"Jinnie, dia sudah datang kembali." Karina baru saja memberitahuku kalau Kakek Chu datang kembali setelah istirahat selama beberapa bulan karena operasi jantung. Dia datang untuk makan di restoran bergaya jepang di tempatku bekerja. Mataku berbinar dan langsung berlari menghampiri meja yang biasa didudukinya.
Ya. Disiang hari aku juga bekerja paruh waktu menjadi waiter di salah satu restoran jepang. Di tempat ini aku bekerja sudah agak lama. Jika tak salah ingat, sudah hampir satu tahun aku bekerja di sini. Bahkan beberapa pelanggan tetap restoran ini sampai menghafal dan mengingat namaku. Salah satunya adalah Kakek Chu.
Kakek Chu. Pria tua yang sudah menginjak kepala tujuh itu memang lebih suka dipanggil begitu. Lucu. Kepribadiannya juga ramah. Aku sudah mengenal beliau semenjak pertama kali bekerja di restoran ini. Berarti sudah hampir satu tahun pula. Awalnya hanya karena aku terlalu gugup ketika menuangkan minuman ke gelasnya hingga tumpah, semenjak itu beliau sering mengajarkan banyak hal.
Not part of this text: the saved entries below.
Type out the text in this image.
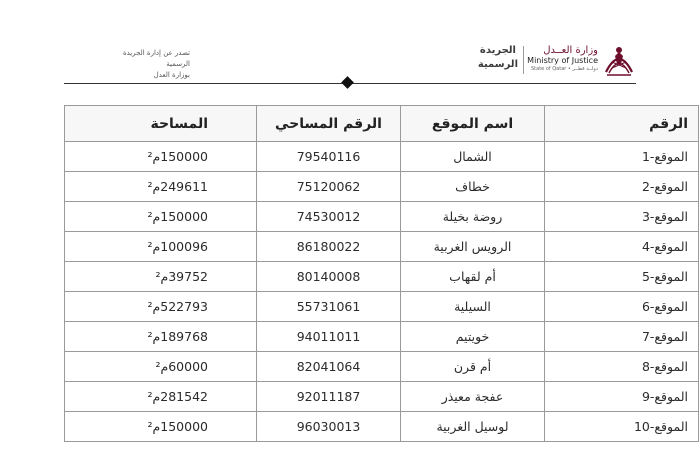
تصدر عن إدارة الجريدة الرسمية
بوزارة العدل
وزارة العــدل
Ministry of Justice
State of Qatar • دولــة قطــر
الجريدة
الرسمية
الرقم	اسم الموقع	الرقم المساحي	المساحة
الموقع-1	الشمال	79540116	150000م²
الموقع-2	خطاف	75120062	249611م²
الموقع-3	روضة بخيلة	74530012	150000م²
الموقع-4	الرويس الغربية	86180022	100096م²
الموقع-5	أم لقهاب	80140008	39752م²
الموقع-6	السيلية	55731061	522793م²
الموقع-7	خويتيم	94011011	189768م²
الموقع-8	أم قرن	82041064	60000م²
الموقع-9	عفجة معيذر	92011187	281542م²
الموقع-10	لوسيل الغربية	96030013	150000م²
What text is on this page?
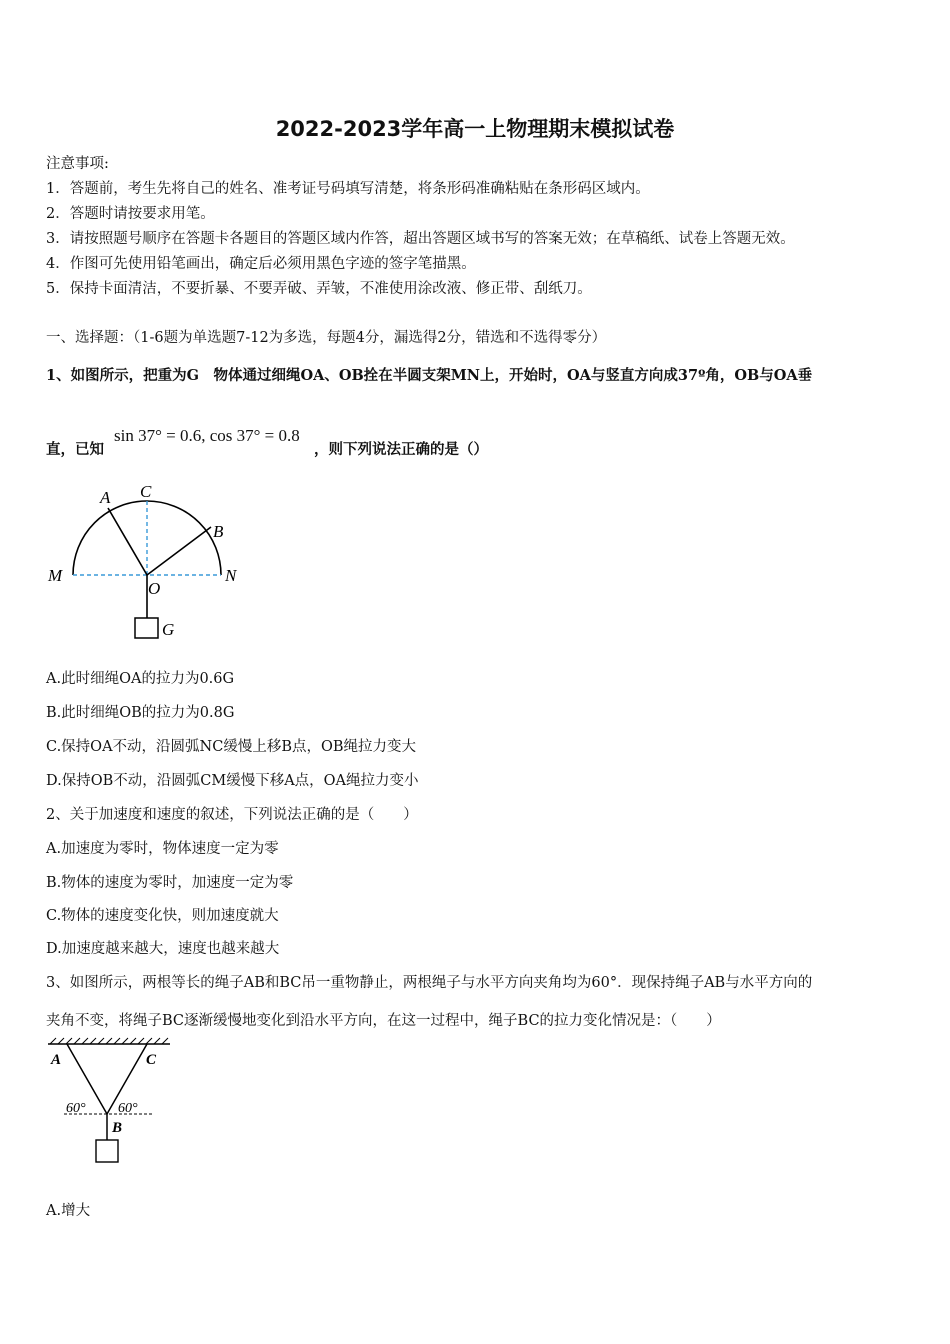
2022-2023学年高一上物理期末模拟试卷
注意事项:
1．答题前，考生先将自己的姓名、准考证号码填写清楚，将条形码准确粘贴在条形码区域内。
2．答题时请按要求用笔。
3．请按照题号顺序在答题卡各题目的答题区域内作答，超出答题区域书写的答案无效；在草稿纸、试卷上答题无效。
4．作图可先使用铅笔画出，确定后必须用黑色字迹的签字笔描黑。
5．保持卡面清洁，不要折暴、不要弄破、弄皱，不准使用涂改液、修正带、刮纸刀。
一、选择题：（1-6题为单选题7-12为多选，每题4分，漏选得2分，错选和不选得零分）
1、如图所示，把重为G　物体通过细绳OA、OB拴在半圆支架MN上，开始时，OA与竖直方向成37º角，OB与OA垂
直，已知
sin 37° = 0.6, cos 37° = 0.8
，则下列说法正确的是（）
A C
B
M	N
O
G
A.此时细绳OA的拉力为0.6G
B.此时细绳OB的拉力为0.8G
C.保持OA不动，沿圆弧NC缓慢上移B点，OB绳拉力变大
D.保持OB不动，沿圆弧CM缓慢下移A点，OA绳拉力变小
2、关于加速度和速度的叙述，下列说法正确的是（　　）
A.加速度为零时，物体速度一定为零
B.物体的速度为零时，加速度一定为零
C.物体的速度变化快，则加速度就大
D.加速度越来越大，速度也越来越大
3、如图所示，两根等长的绳子AB和BC吊一重物静止，两根绳子与水平方向夹角均为60°．现保持绳子AB与水平方向的
夹角不变，将绳子BC逐渐缓慢地变化到沿水平方向，在这一过程中，绳子BC的拉力变化情况是：（　　）
A	C
B
60° 60°
A.增大
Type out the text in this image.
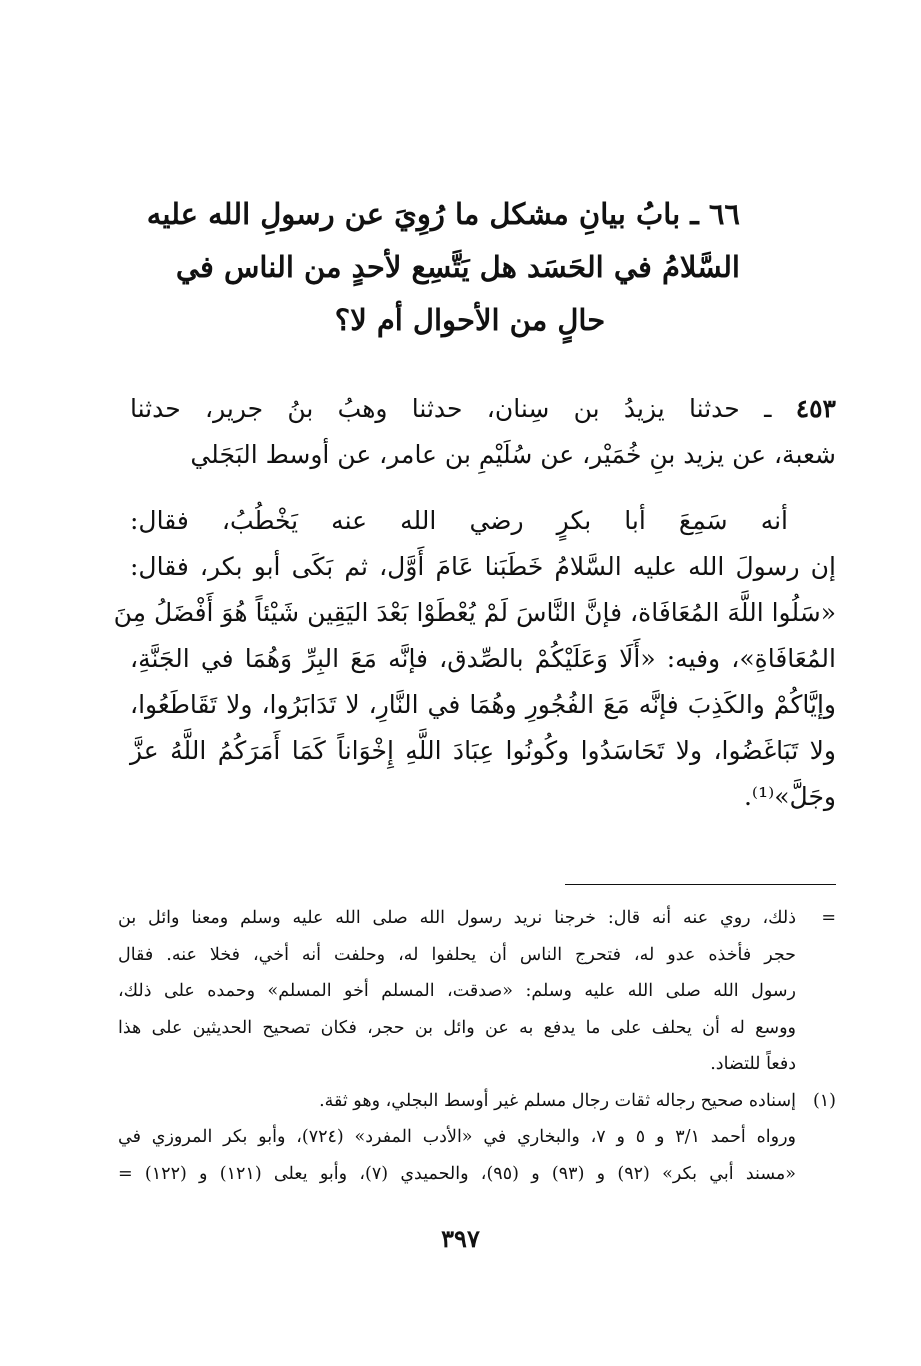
٦٦ ـ بابُ بيانِ مشكل ما رُوِيَ عن رسولِ الله عليه
السَّلامُ في الحَسَد هل يَتَّسِع لأحدٍ من الناس في
حالٍ من الأحوال أم لا؟
٤٥٣ ـ حدثنا يزيدُ بن سِنان، حدثنا وهبُ بنُ جرير، حدثنا
شعبة، عن يزيد بنِ خُمَيْر، عن سُلَيْمِ بن عامر، عن أوسط البَجَلي
أنه سَمِعَ أبا بكرٍ رضي الله عنه يَخْطُبُ، فقال:
إن رسولَ الله عليه السَّلامُ خَطَبَنا عَامَ أَوَّل، ثم بَكَى أبو بكر، فقال:
«سَلُوا اللَّهَ المُعَافَاة، فإنَّ النَّاسَ لَمْ يُعْطَوْا بَعْدَ اليَقِين شَيْئاً هُوَ أَفْضَلُ مِنَ
المُعَافَاةِ»، وفيه: «أَلَا وَعَلَيْكُمْ بالصِّدق، فإنَّه مَعَ البِرِّ وَهُمَا في الجَنَّةِ،
وإيَّاكُمْ والكَذِبَ فإنَّه مَعَ الفُجُورِ وهُمَا في النَّارِ، لا تَدَابَرُوا، ولا تَقَاطَعُوا،
ولا تَبَاغَضُوا، ولا تَحَاسَدُوا وكُونُوا عِبَادَ اللَّهِ إِخْوَاناً كَمَا أَمَرَكُمُ اللَّهُ عزَّ
وجَلَّ»⁽¹⁾.
=
ذلك، روي عنه أنه قال: خرجنا نريد رسول الله صلى الله عليه وسلم ومعنا وائل بن
حجر فأخذه عدو له، فتحرج الناس أن يحلفوا له، وحلفت أنه أخي، فخلا عنه. فقال
رسول الله صلى الله عليه وسلم: «صدقت، المسلم أخو المسلم» وحمده على ذلك،
ووسع له أن يحلف على ما يدفع به عن وائل بن حجر، فكان تصحيح الحديثين على هذا
دفعاً للتضاد.
(١)
إسناده صحيح رجاله ثقات رجال مسلم غير أوسط البجلي، وهو ثقة.
ورواه أحمد ٣/١ و ٥ و ٧، والبخاري في «الأدب المفرد» (٧٢٤)، وأبو بكر المروزي في
«مسند أبي بكر» (٩٢) و (٩٣) و (٩٥)، والحميدي (٧)، وأبو يعلى (١٢١) و (١٢٢) =
٣٩٧
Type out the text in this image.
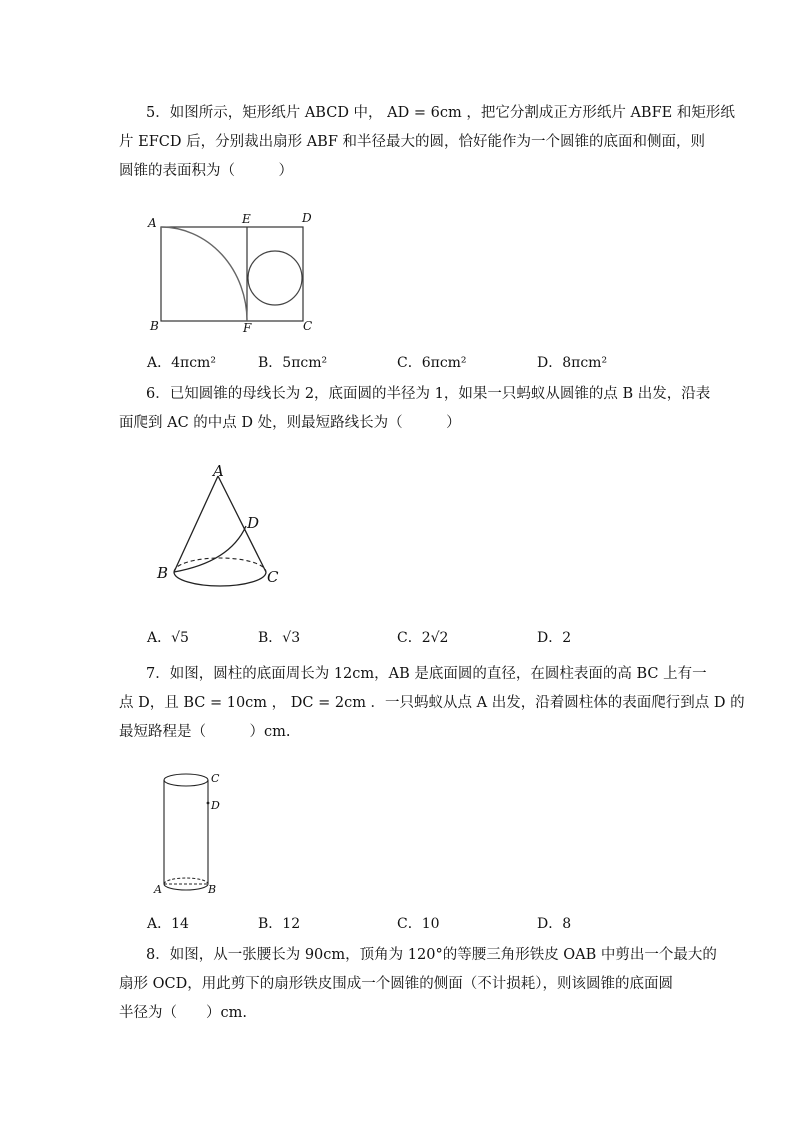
5．如图所示，矩形纸片 ABCD 中， AD = 6cm ，把它分割成正方形纸片 ABFE 和矩形纸
片 EFCD 后，分别裁出扇形 ABF 和半径最大的圆，恰好能作为一个圆锥的底面和侧面，则
圆锥的表面积为（　　　）
A	E	D
B	F	C
A．4πcm²	B．5πcm²	C．6πcm²	D．8πcm²
6．已知圆锥的母线长为 2，底面圆的半径为 1，如果一只蚂蚁从圆锥的点 B 出发，沿表
面爬到 AC 的中点 D 处，则最短路线长为（　　　）
A
D
B	C
A．√5	B．√3	C．2√2	D．2
7．如图，圆柱的底面周长为 12cm，AB 是底面圆的直径，在圆柱表面的高 BC 上有一
点 D，且 BC = 10cm ， DC = 2cm ．一只蚂蚁从点 A 出发，沿着圆柱体的表面爬行到点 D 的
最短路程是（　　　）cm.
C
D
A	B
A．14	B．12	C．10	D．8
8．如图，从一张腰长为 90cm，顶角为 120°的等腰三角形铁皮 OAB 中剪出一个最大的
扇形 OCD，用此剪下的扇形铁皮围成一个圆锥的侧面（不计损耗），则该圆锥的底面圆
半径为（　　）cm.
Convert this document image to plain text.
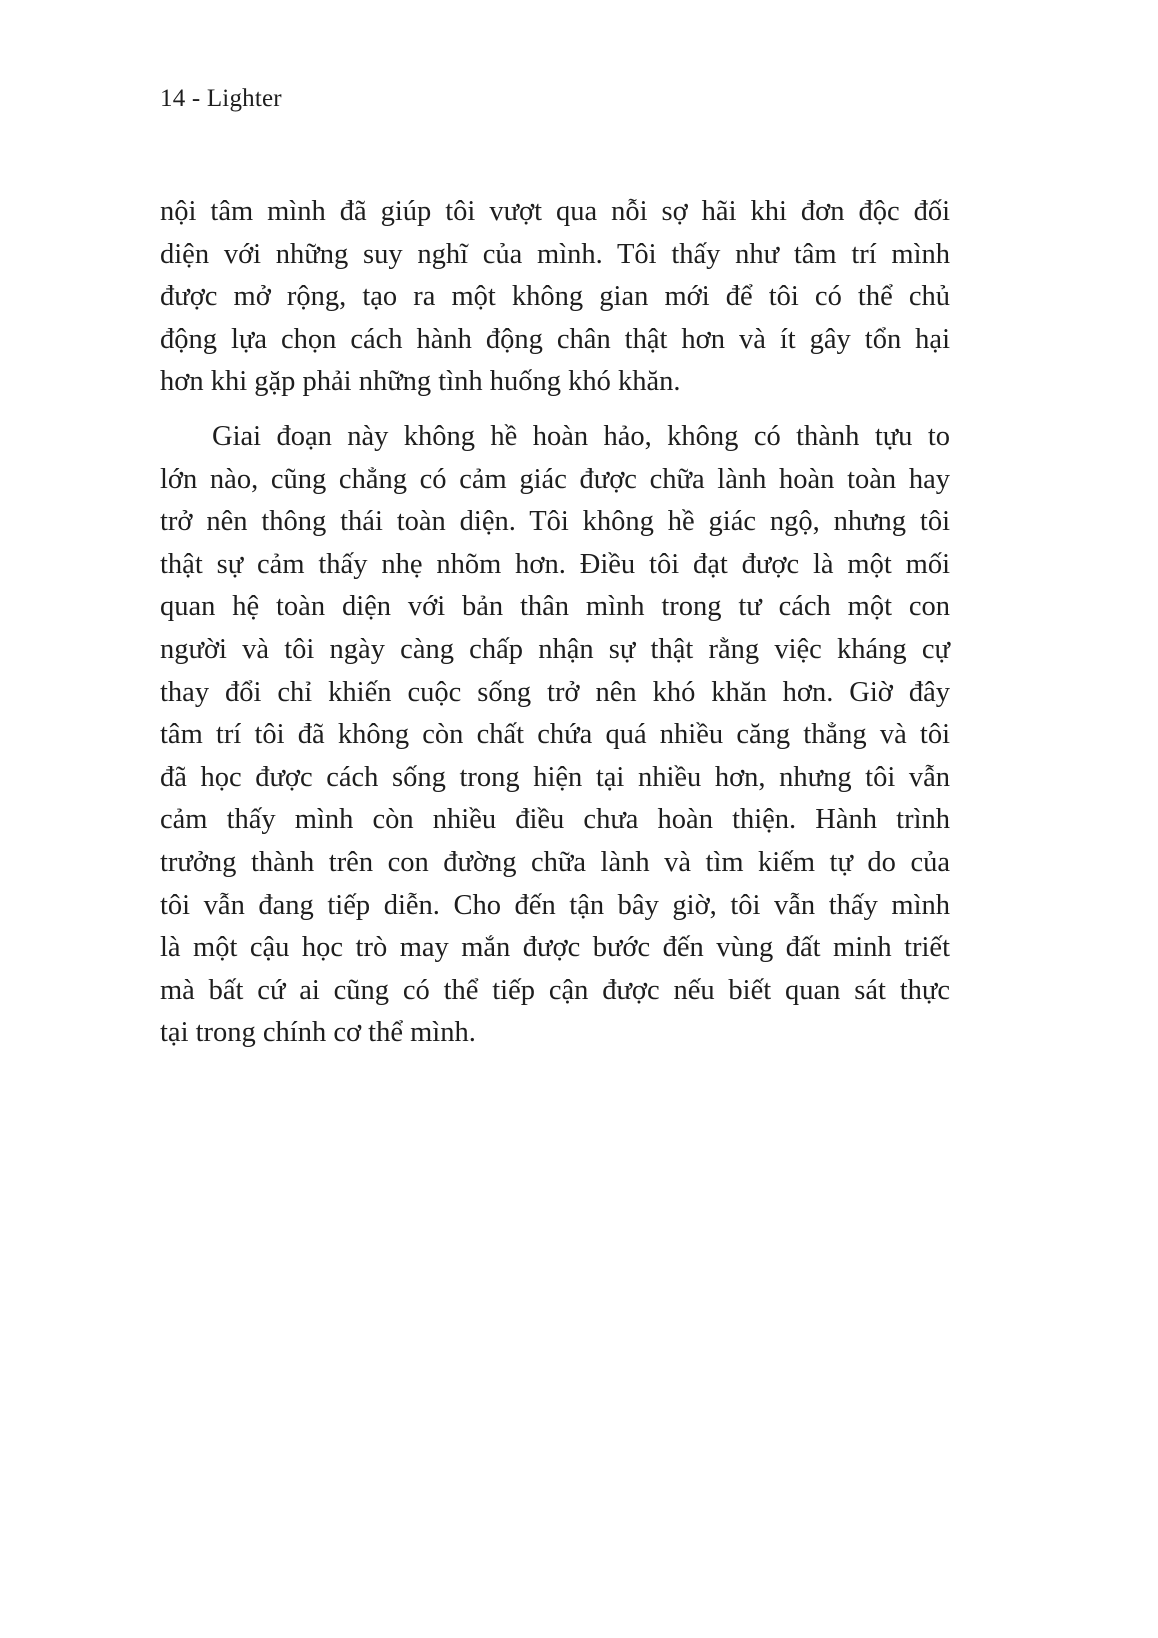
14 - Lighter
nội tâm mình đã giúp tôi vượt qua nỗi sợ hãi khi đơn độc đối
diện với những suy nghĩ của mình. Tôi thấy như tâm trí mình
được mở rộng, tạo ra một không gian mới để tôi có thể chủ
động lựa chọn cách hành động chân thật hơn và ít gây tổn hại
hơn khi gặp phải những tình huống khó khăn.
Giai đoạn này không hề hoàn hảo, không có thành tựu to
lớn nào, cũng chẳng có cảm giác được chữa lành hoàn toàn hay
trở nên thông thái toàn diện. Tôi không hề giác ngộ, nhưng tôi
thật sự cảm thấy nhẹ nhõm hơn. Điều tôi đạt được là một mối
quan hệ toàn diện với bản thân mình trong tư cách một con
người và tôi ngày càng chấp nhận sự thật rằng việc kháng cự
thay đổi chỉ khiến cuộc sống trở nên khó khăn hơn. Giờ đây
tâm trí tôi đã không còn chất chứa quá nhiều căng thẳng và tôi
đã học được cách sống trong hiện tại nhiều hơn, nhưng tôi vẫn
cảm thấy mình còn nhiều điều chưa hoàn thiện. Hành trình
trưởng thành trên con đường chữa lành và tìm kiếm tự do của
tôi vẫn đang tiếp diễn. Cho đến tận bây giờ, tôi vẫn thấy mình
là một cậu học trò may mắn được bước đến vùng đất minh triết
mà bất cứ ai cũng có thể tiếp cận được nếu biết quan sát thực
tại trong chính cơ thể mình.
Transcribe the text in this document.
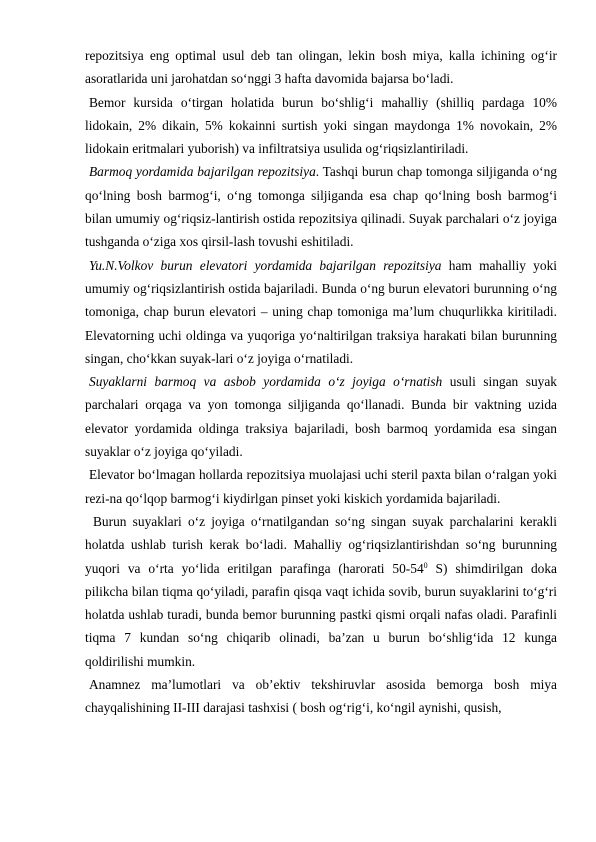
repozitsiya eng optimal usul deb tan olingan, lekin bosh miya, kalla ichining og‘ir asoratlarida uni jarohatdan so‘nggi 3 hafta davomida bajarsa bo‘ladi.

Bemor kursida o‘tirgan holatida burun bo‘shlig‘i mahalliy (shilliq pardaga 10% lidokain, 2% dikain, 5% kokainni surtish yoki singan maydonga 1% novokain, 2% lidokain eritmalari yuborish) va infiltratsiya usulida og‘riqsizlantiriladi.

Barmoq yordamida bajarilgan repozitsiya. Tashqi burun chap tomonga siljiganda o‘ng qo‘lning bosh barmog‘i, o‘ng tomonga siljiganda esa chap qo‘lning bosh barmog‘i bilan umumiy og‘riqsiz-lantirish ostida repozitsiya qilinadi. Suyak parchalari o‘z joyiga tushganda o‘ziga xos qirsil-lash tovushi eshitiladi.

Yu.N.Volkov burun elevatori yordamida bajarilgan repozitsiya ham mahalliy yoki umumiy og‘riqsizlantirish ostida bajariladi. Bunda o‘ng burun elevatori burunning o‘ng tomoniga, chap burun elevatori – uning chap tomoniga ma’lum chuqurlikka kiritiladi. Elevatorning uchi oldinga va yuqoriga yo‘naltirilgan traksiya harakati bilan burunning singan, cho‘kkan suyak-lari o‘z joyiga o‘rnatiladi.

Suyaklarni barmoq va asbob yordamida o‘z joyiga o‘rnatish usuli singan suyak parchalari orqaga va yon tomonga siljiganda qo‘llanadi. Bunda bir vaktning uzida elevator yordamida oldinga traksiya bajariladi, bosh barmoq yordamida esa singan suyaklar o‘z joyiga qo‘yiladi.

Elevator bo‘lmagan hollarda repozitsiya muolajasi uchi steril paxta bilan o‘ralgan yoki rezi-na qo‘lqop barmog‘i kiydirlgan pinset yoki kiskich yordamida bajariladi.

Burun suyaklari o‘z joyiga o‘rnatilgandan so‘ng singan suyak parchalarini kerakli holatda ushlab turish kerak bo‘ladi. Mahalliy og‘riqsizlantirishdan so‘ng burunning yuqori va o‘rta yo‘lida eritilgan parafinga (harorati $50-54^0$ S) shimdirilgan doka pilikcha bilan tiqma qo‘yiladi, parafin qisqa vaqt ichida sovib, burun suyaklarini to‘g‘ri holatda ushlab turadi, bunda bemor burunning pastki qismi orqali nafas oladi. Parafinli tiqma 7 kundan so‘ng chiqarib olinadi, ba’zan u burun bo‘shlig‘ida 12 kunga qoldirilishi mumkin.

Anamnez ma’lumotlari va ob’ektiv tekshiruvlar asosida bemorga bosh miya chayqalishining II-III darajasi tashxisi ( bosh og‘rig‘i, ko‘ngil aynishi, qusish,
Bahkan dia meminta manager di tempatku bekerja untuk membiarkanku menemani beliau makan. Dia akan membayar biaya makanku juga.
"Kau mau mendengarkan ceritaku hari ini?" Kakek Chu mengajakku pertama kali makan bersama. Waktu itu ketika aku bertemu dengannya yang kedua kali.
"Ya?" Aku agak bingung bagaimana menjawabnya. Bagaimana mungkin aku duduk di sana menemaninya makan dan mendengarkannya bercerita sedangkan pekerjaanku sangat banyak.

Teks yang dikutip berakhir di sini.